Less beloved of my personal brat pack and I than Pie, but still in the same throbbing vein, was Cruel Intentions, another 1999 teen blockbuster. Marketed as a stylish modern take on Les Liaisons dangereuses, Cruel found a frequently shirtless Ryan Phillipe out to deflower the virtuous new girl at his Upper East Side prep school. If he succeeded in his quest, his duplicitous stepsister had promised him anal sex. Writing about the film for the New York Times, Rick Marin asked, “[I]s it just me, or have some of these movies become so sexually explicit (in language, if not nudity), so slutty (in male and female promiscuity), that they’re like soft-core porn, without the clever dialogue?” My girlfriend and I saw Cruel Intentions on the day it came out; afterward, we had sex — a not uncommon response, it turns out.
According to the CDC, in 1999, rates of teen sexual activity jumped higher than they’d been in years, while incidences of teen pregnancy continued a steady decline.

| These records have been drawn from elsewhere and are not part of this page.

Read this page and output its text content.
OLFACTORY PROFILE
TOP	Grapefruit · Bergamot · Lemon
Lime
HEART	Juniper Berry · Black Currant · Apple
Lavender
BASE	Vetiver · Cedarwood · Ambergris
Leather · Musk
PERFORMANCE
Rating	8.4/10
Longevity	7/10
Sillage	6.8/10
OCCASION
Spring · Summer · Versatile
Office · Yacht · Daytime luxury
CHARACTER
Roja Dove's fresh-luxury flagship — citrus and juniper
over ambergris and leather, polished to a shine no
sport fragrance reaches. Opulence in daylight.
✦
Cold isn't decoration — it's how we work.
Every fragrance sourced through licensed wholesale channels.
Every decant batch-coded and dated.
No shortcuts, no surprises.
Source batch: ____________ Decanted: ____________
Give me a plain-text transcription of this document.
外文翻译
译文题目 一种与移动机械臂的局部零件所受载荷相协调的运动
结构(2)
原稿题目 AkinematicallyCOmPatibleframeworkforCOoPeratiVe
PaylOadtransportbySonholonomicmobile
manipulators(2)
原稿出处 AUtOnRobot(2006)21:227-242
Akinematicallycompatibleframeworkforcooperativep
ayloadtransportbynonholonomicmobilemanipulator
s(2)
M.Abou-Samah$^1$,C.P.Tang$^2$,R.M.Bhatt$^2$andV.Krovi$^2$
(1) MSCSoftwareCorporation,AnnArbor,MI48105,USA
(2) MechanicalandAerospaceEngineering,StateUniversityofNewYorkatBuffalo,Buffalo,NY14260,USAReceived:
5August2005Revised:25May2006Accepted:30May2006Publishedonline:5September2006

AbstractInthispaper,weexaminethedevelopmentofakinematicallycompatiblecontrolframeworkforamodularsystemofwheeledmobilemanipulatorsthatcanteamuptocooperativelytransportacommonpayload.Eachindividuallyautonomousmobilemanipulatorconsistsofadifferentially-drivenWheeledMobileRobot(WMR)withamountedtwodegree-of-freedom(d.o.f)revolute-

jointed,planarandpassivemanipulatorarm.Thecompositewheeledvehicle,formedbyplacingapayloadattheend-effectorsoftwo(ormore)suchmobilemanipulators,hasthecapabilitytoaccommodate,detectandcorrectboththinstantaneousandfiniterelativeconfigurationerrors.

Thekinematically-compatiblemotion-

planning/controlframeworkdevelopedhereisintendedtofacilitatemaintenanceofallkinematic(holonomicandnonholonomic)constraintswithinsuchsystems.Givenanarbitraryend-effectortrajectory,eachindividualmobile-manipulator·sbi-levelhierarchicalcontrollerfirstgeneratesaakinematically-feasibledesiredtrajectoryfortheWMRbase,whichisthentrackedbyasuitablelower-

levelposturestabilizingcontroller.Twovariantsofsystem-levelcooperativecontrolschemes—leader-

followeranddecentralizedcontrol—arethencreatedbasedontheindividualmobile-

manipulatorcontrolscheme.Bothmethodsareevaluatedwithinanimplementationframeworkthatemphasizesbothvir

In other words, a decade ago, young people were eagerly exploring sexuality, spurred on by films filled with characters not just having sex, but actively pursuing sex, constantly.
Nerve just reposted a piece I wrote three years ago about how teen films from the ’80s and ’90s were better on sex and reproduction than modern stuff like the “Twilight” series.
Bonus: Besides Cruel Intentions, other memorable date movies from high school include Save the Last Dance, The Other Sister, Titanic (three times on three separate dates! Fuck! Nine hours of my life!), Bulworth and He Got Game.